Another big target for hackers is sites that use the same CMS, like WordPress, Joomla!, or Drupal. This means that the hackers are probably exploiting vulnerabilities found in the CMS to infect the sites. Business owners are at a big risk for SEO poisoning because, for hackers, using a legitimate site with a good reputation makes it harder for search engines to identify and remove the hacked site.
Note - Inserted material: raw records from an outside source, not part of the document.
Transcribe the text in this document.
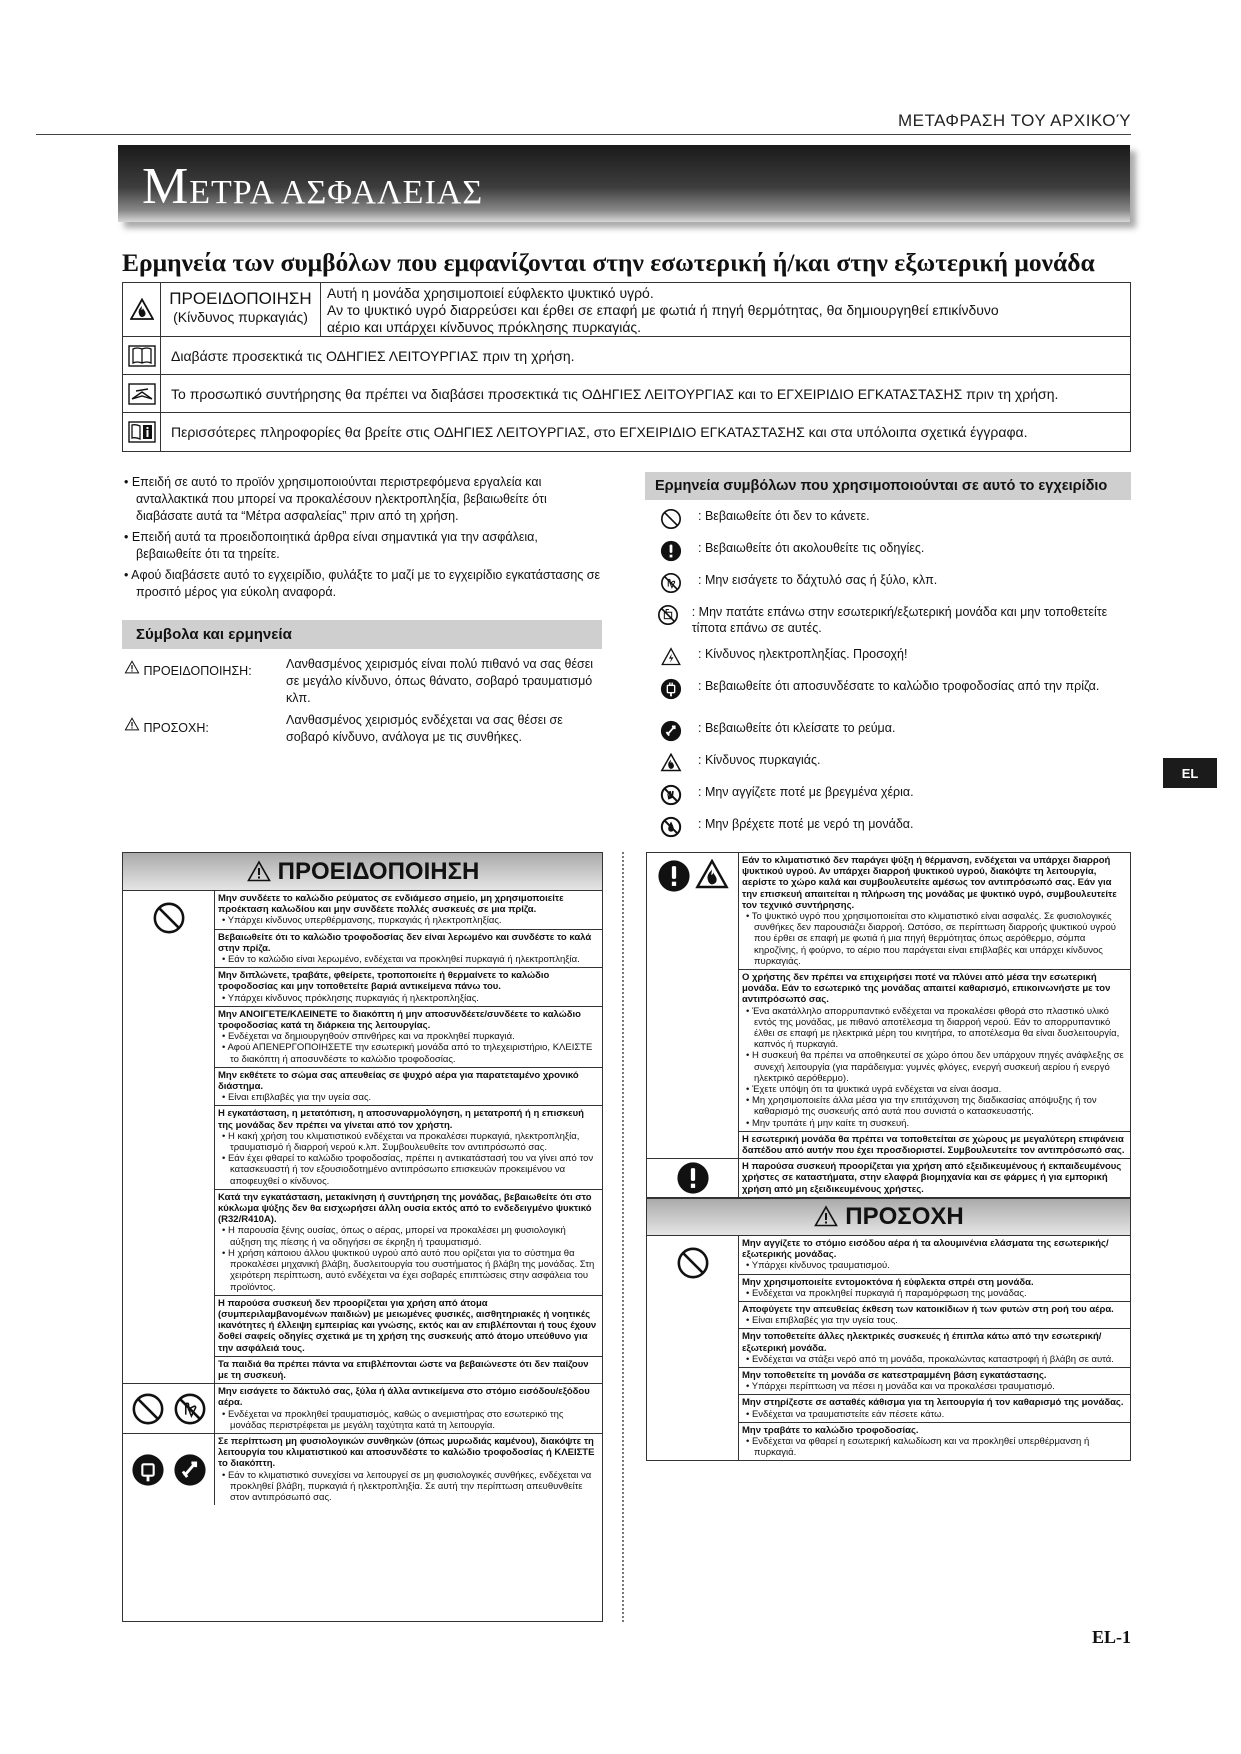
ΜΕΤΑΦΡΑΣΗ ΤΟΥ ΑΡΧΙΚΟΎ
ΜΕΤΡΑ ΑΣΦΑΛΕΙΑΣ
Ερμηνεία των συμβόλων που εμφανίζονται στην εσωτερική ή/και στην εξωτερική μονάδα
ΠΡΟΕΙΔΟΠΟΙΗΣΗ
(Κίνδυνος πυρκαγιάς)
Αυτή η μονάδα χρησιμοποιεί εύφλεκτο ψυκτικό υγρό.
Αν το ψυκτικό υγρό διαρρεύσει και έρθει σε επαφή με φωτιά ή πηγή θερμότητας, θα δημιουργηθεί επικίνδυνο
αέριο και υπάρχει κίνδυνος πρόκλησης πυρκαγιάς.
Διαβάστε προσεκτικά τις ΟΔΗΓΙΕΣ ΛΕΙΤΟΥΡΓΙΑΣ πριν τη χρήση.
Το προσωπικό συντήρησης θα πρέπει να διαβάσει προσεκτικά τις ΟΔΗΓΙΕΣ ΛΕΙΤΟΥΡΓΙΑΣ και το ΕΓΧΕΙΡΙΔΙΟ ΕΓΚΑΤΑΣΤΑΣΗΣ πριν τη χρήση.
Περισσότερες πληροφορίες θα βρείτε στις ΟΔΗΓΙΕΣ ΛΕΙΤΟΥΡΓΙΑΣ, στο ΕΓΧΕΙΡΙΔΙΟ ΕΓΚΑΤΑΣΤΑΣΗΣ και στα υπόλοιπα σχετικά έγγραφα.
• Επειδή σε αυτό το προϊόν χρησιμοποιούνται περιστρεφόμενα εργαλεία και ανταλλακτικά που μπορεί να προκαλέσουν ηλεκτροπληξία, βεβαιωθείτε ότι διαβάσατε αυτά τα “Μέτρα ασφαλείας” πριν από τη χρήση.
• Επειδή αυτά τα προειδοποιητικά άρθρα είναι σημαντικά για την ασφάλεια, βεβαιωθείτε ότι τα τηρείτε.
• Αφού διαβάσετε αυτό το εγχειρίδιο, φυλάξτε το μαζί με το εγχειρίδιο εγκατάστασης σε προσιτό μέρος για εύκολη αναφορά.
Σύμβολα και ερμηνεία
ΠΡΟΕΙΔΟΠΟΙΗΣΗ:	Λανθασμένος χειρισμός είναι πολύ πιθανό να σας θέσει σε μεγάλο κίνδυνο, όπως θάνατο, σοβαρό τραυματισμό κλπ.
ΠΡΟΣΟΧΗ:
Λανθασμένος χειρισμός ενδέχεται να σας θέσει σε σοβαρό κίνδυνο, ανάλογα με τις συνθήκες.
Ερμηνεία συμβόλων που χρησιμοποιούνται σε αυτό το εγχειρίδιο
: Βεβαιωθείτε ότι δεν το κάνετε.
: Βεβαιωθείτε ότι ακολουθείτε τις οδηγίες.
: Μην εισάγετε το δάχτυλό σας ή ξύλο, κλπ.
: Μην πατάτε επάνω στην εσωτερική/εξωτερική μονάδα και μην τοποθετείτε τίποτα επάνω σε αυτές.
: Κίνδυνος ηλεκτροπληξίας. Προσοχή!
: Βεβαιωθείτε ότι αποσυνδέσατε το καλώδιο τροφοδοσίας από την πρίζα.
: Βεβαιωθείτε ότι κλείσατε το ρεύμα.
: Κίνδυνος πυρκαγιάς.
: Μην αγγίζετε ποτέ με βρεγμένα χέρια.
: Μην βρέχετε ποτέ με νερό τη μονάδα.
EL
ΠΡΟΕΙΔΟΠΟΙΗΣΗ
Μην συνδέετε το καλώδιο ρεύματος σε ενδιάμεσο σημείο, μη χρησιμοποιείτε προέκταση καλωδίου και μην συνδέετε πολλές συσκευές σε μια πρίζα.
• Υπάρχει κίνδυνος υπερθέρμανσης, πυρκαγιάς ή ηλεκτροπληξίας.
Βεβαιωθείτε ότι το καλώδιο τροφοδοσίας δεν είναι λερωμένο και συνδέστε το καλά στην πρίζα.
• Εάν το καλώδιο είναι λερωμένο, ενδέχεται να προκληθεί πυρκαγιά ή ηλεκτροπληξία.
Μην διπλώνετε, τραβάτε, φθείρετε, τροποποιείτε ή θερμαίνετε το καλώδιο τροφοδοσίας και μην τοποθετείτε βαριά αντικείμενα πάνω του.
• Υπάρχει κίνδυνος πρόκλησης πυρκαγιάς ή ηλεκτροπληξίας.
Μην ΑΝΟΙΓΕΤΕ/ΚΛΕΙΝΕΤΕ το διακόπτη ή μην αποσυνδέετε/συνδέετε το καλώδιο τροφοδοσίας κατά τη διάρκεια της λειτουργίας.
• Ενδέχεται να δημιουργηθούν σπινθήρες και να προκληθεί πυρκαγιά.
• Αφού ΑΠΕΝΕΡΓΟΠΟΙΗΣΕΤΕ την εσωτερική μονάδα από το τηλεχειριστήριο, ΚΛΕΙΣΤΕ το διακόπτη ή αποσυνδέστε το καλώδιο τροφοδοσίας.
Μην εκθέτετε το σώμα σας απευθείας σε ψυχρό αέρα για παρατεταμένο χρονικό διάστημα.
• Είναι επιβλαβές για την υγεία σας.
Η εγκατάσταση, η μετατόπιση, η αποσυναρμολόγηση, η μετατροπή ή η επισκευή της μονάδας δεν πρέπει να γίνεται από τον χρήστη.
• Η κακή χρήση του κλιματιστικού ενδέχεται να προκαλέσει πυρκαγιά, ηλεκτροπληξία, τραυματισμό ή διαρροή νερού κ.λπ. Συμβουλευθείτε τον αντιπρόσωπό σας.
• Εάν έχει φθαρεί το καλώδιο τροφοδοσίας, πρέπει η αντικατάστασή του να γίνει από τον κατασκευαστή ή τον εξουσιοδοτημένο αντιπρόσωπο επισκευών προκειμένου να αποφευχθεί ο κίνδυνος.
Κατά την εγκατάσταση, μετακίνηση ή συντήρηση της μονάδας, βεβαιωθείτε ότι στο κύκλωμα ψύξης δεν θα εισχωρήσει άλλη ουσία εκτός από το ενδεδειγμένο ψυκτικό (R32/R410A).
• Η παρουσία ξένης ουσίας, όπως ο αέρας, μπορεί να προκαλέσει μη φυσιολογική αύξηση της πίεσης ή να οδηγήσει σε έκρηξη ή τραυματισμό.
• Η χρήση κάποιου άλλου ψυκτικού υγρού από αυτό που ορίζεται για το σύστημα θα προκαλέσει μηχανική βλάβη, δυσλειτουργία του συστήματος ή βλάβη της μονάδας. Στη χειρότερη περίπτωση, αυτό ενδέχεται να έχει σοβαρές επιπτώσεις στην ασφάλεια του προϊόντος.
Η παρούσα συσκευή δεν προορίζεται για χρήση από άτομα (συμπεριλαμβανομένων παιδιών) με μειωμένες φυσικές, αισθητηριακές ή νοητικές ικανότητες ή έλλειψη εμπειρίας και γνώσης, εκτός και αν επιβλέπονται ή τους έχουν δοθεί σαφείς οδηγίες σχετικά με τη χρήση της συσκευής από άτομο υπεύθυνο για την ασφάλειά τους.
Τα παιδιά θα πρέπει πάντα να επιβλέπονται ώστε να βεβαιώνεστε ότι δεν παίζουν με τη συσκευή.
Μην εισάγετε το δάκτυλό σας, ξύλα ή άλλα αντικείμενα στο στόμιο εισόδου/εξόδου αέρα.
• Ενδέχεται να προκληθεί τραυματισμός, καθώς ο ανεμιστήρας στο εσωτερικό της μονάδας περιστρέφεται με μεγάλη ταχύτητα κατά τη λειτουργία.
Σε περίπτωση μη φυσιολογικών συνθηκών (όπως μυρωδιάς καμένου), διακόψτε τη λειτουργία του κλιματιστικού και αποσυνδέστε το καλώδιο τροφοδοσίας ή ΚΛΕΙΣΤΕ το διακόπτη.
• Εάν το κλιματιστικό συνεχίσει να λειτουργεί σε μη φυσιολογικές συνθήκες, ενδέχεται να προκληθεί βλάβη, πυρκαγιά ή ηλεκτροπληξία. Σε αυτή την περίπτωση απευθυνθείτε στον αντιπρόσωπό σας.
Εάν το κλιματιστικό δεν παράγει ψύξη ή θέρμανση, ενδέχεται να υπάρχει διαρροή ψυκτικού υγρού. Αν υπάρχει διαρροή ψυκτικού υγρού, διακόψτε τη λειτουργία, αερίστε το χώρο καλά και συμβουλευτείτε αμέσως τον αντιπρόσωπό σας. Εάν για την επισκευή απαιτείται η πλήρωση της μονάδας με ψυκτικό υγρό, συμβουλευτείτε τον τεχνικό συντήρησης.
• Το ψυκτικό υγρό που χρησιμοποιείται στο κλιματιστικό είναι ασφαλές. Σε φυσιολογικές συνθήκες δεν παρουσιάζει διαρροή. Ωστόσο, σε περίπτωση διαρροής ψυκτικού υγρού που έρθει σε επαφή με φωτιά ή μια πηγή θερμότητας όπως αερόθερμο, σόμπα κηροζίνης, ή φούρνο, το αέριο που παράγεται είναι επιβλαβές και υπάρχει κίνδυνος πυρκαγιάς.
Ο χρήστης δεν πρέπει να επιχειρήσει ποτέ να πλύνει από μέσα την εσωτερική μονάδα. Εάν το εσωτερικό της μονάδας απαιτεί καθαρισμό, επικοινωνήστε με τον αντιπρόσωπό σας.
• Ένα ακατάλληλο απορρυπαντικό ενδέχεται να προκαλέσει φθορά στο πλαστικό υλικό εντός της μονάδας, με πιθανό αποτέλεσμα τη διαρροή νερού. Εάν το απορρυπαντικό έλθει σε επαφή με ηλεκτρικά μέρη του κινητήρα, το αποτέλεσμα θα είναι δυσλειτουργία, καπνός ή πυρκαγιά.
• Η συσκευή θα πρέπει να αποθηκευτεί σε χώρο όπου δεν υπάρχουν πηγές ανάφλεξης σε συνεχή λειτουργία (για παράδειγμα: γυμνές φλόγες, ενεργή συσκευή αερίου ή ενεργό ηλεκτρικό αερόθερμο).
• Έχετε υπόψη ότι τα ψυκτικά υγρά ενδέχεται να είναι άοσμα.
• Μη χρησιμοποιείτε άλλα μέσα για την επιτάχυνση της διαδικασίας απόψυξης ή τον καθαρισμό της συσκευής από αυτά που συνιστά ο κατασκευαστής.
• Μην τρυπάτε ή μην καίτε τη συσκευή.
Η εσωτερική μονάδα θα πρέπει να τοποθετείται σε χώρους με μεγαλύτερη επιφάνεια δαπέδου από αυτήν που έχει προσδιοριστεί. Συμβουλευτείτε τον αντιπρόσωπό σας.
Η παρούσα συσκευή προορίζεται για χρήση από εξειδικευμένους ή εκπαιδευμένους χρήστες σε καταστήματα, στην ελαφρά βιομηχανία και σε φάρμες ή για εμπορική χρήση από μη εξειδικευμένους χρήστες.
ΠΡΟΣΟΧΗ
Μην αγγίζετε το στόμιο εισόδου αέρα ή τα αλουμινένια ελάσματα της εσωτερικής/εξωτερικής μονάδας.
• Υπάρχει κίνδυνος τραυματισμού.
Μην χρησιμοποιείτε εντομοκτόνα ή εύφλεκτα σπρέι στη μονάδα.
• Ενδέχεται να προκληθεί πυρκαγιά ή παραμόρφωση της μονάδας.
Αποφύγετε την απευθείας έκθεση των κατοικίδιων ή των φυτών στη ροή του αέρα.
• Είναι επιβλαβές για την υγεία τους.
Μην τοποθετείτε άλλες ηλεκτρικές συσκευές ή έπιπλα κάτω από την εσωτερική/εξωτερική μονάδα.
• Ενδέχεται να στάξει νερό από τη μονάδα, προκαλώντας καταστροφή ή βλάβη σε αυτά.
Μην τοποθετείτε τη μονάδα σε κατεστραμμένη βάση εγκατάστασης.
• Υπάρχει περίπτωση να πέσει η μονάδα και να προκαλέσει τραυματισμό.
Μην στηρίζεστε σε ασταθές κάθισμα για τη λειτουργία ή τον καθαρισμό της μονάδας.
• Ενδέχεται να τραυματιστείτε εάν πέσετε κάτω.
Μην τραβάτε το καλώδιο τροφοδοσίας.
• Ενδέχεται να φθαρεί η εσωτερική καλωδίωση και να προκληθεί υπερθέρμανση ή πυρκαγιά.
EL-1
When a visitor clicks on a compromised site, scripts determine if the user is a search crawler bot or a real person. Search bots and real people are sent in two different directions. While users are being redirected, it may look like the page is loading but the site is actually looking for vulnerabilities where they can infect the user with a virus. The poisoned site may advertise for things like fake anti-virus malware or medications like Viagra and Cialis.
How Does SEO Poisoning Affect Your Search Rankings?
SEO poisoning can be devastating for your business. People won’t want to return to your site after experiencing redirects and other suspicious occurrences. Not only will visitors be wary of your site, but search engines will be suspicious too. Knowing the indicators of SEO poisoning can help you to identify a problem as soon as it arises so that you can minimize the damage that is done to your business and reputation. You may notice that your search engine rankings have dropped, especially for keywords that usually perform well.
Sometimes the only unusual thing you notice may be a warning from Google telling you that your site has been compromised. The malicious code that hackers install on your site will show visitors a different version of your site than the version that it shows the search engines. This makes the search engines suspicious and they will start to penalize you by lowering your rankings or worse, banning your site altogether.
Has Your Site Been Poisoned?
To figure out if your site has fallen prey to SEO poisoning, you can use Google’s handy Fetch as Google tool. This tool will show you your site as it would look to a Googlebot user agent. It triggers the scripts that a hacker may have installed to present a different version of your site to Google. If your site looks different, you may be infected.
To repair your site, you can follow Google’s infection recovery guide or learn how to fix a hacked WordPress site here. When repairing your site, pay special attention to the header.php file. This file is often modified by hackers to include scripts to redirect search bots and users in different directions. Also, check the footer and index files as these are often targeted by hackers as well. If you aren’t confident in your website repair abilities it is always better to hire a professional rather than risk causing any more damage to your site by trying to fix it yourself.
Stay on Guard
After the hack is dealt with, it’s important to make sure you aren’t slacking when it comes to your site’s security. There’s always a chance that your site may be hacked again. Remember to keep your CMS as well as your plugins and themes updated. It’s also important to install a firewall if you don’t have one already. SEO poisoning can be a huge setback, affecting your business and reputation. You want to make sure that you do everything you can to make sure this doesn’t happen again so you can focus on what you do best, running your business.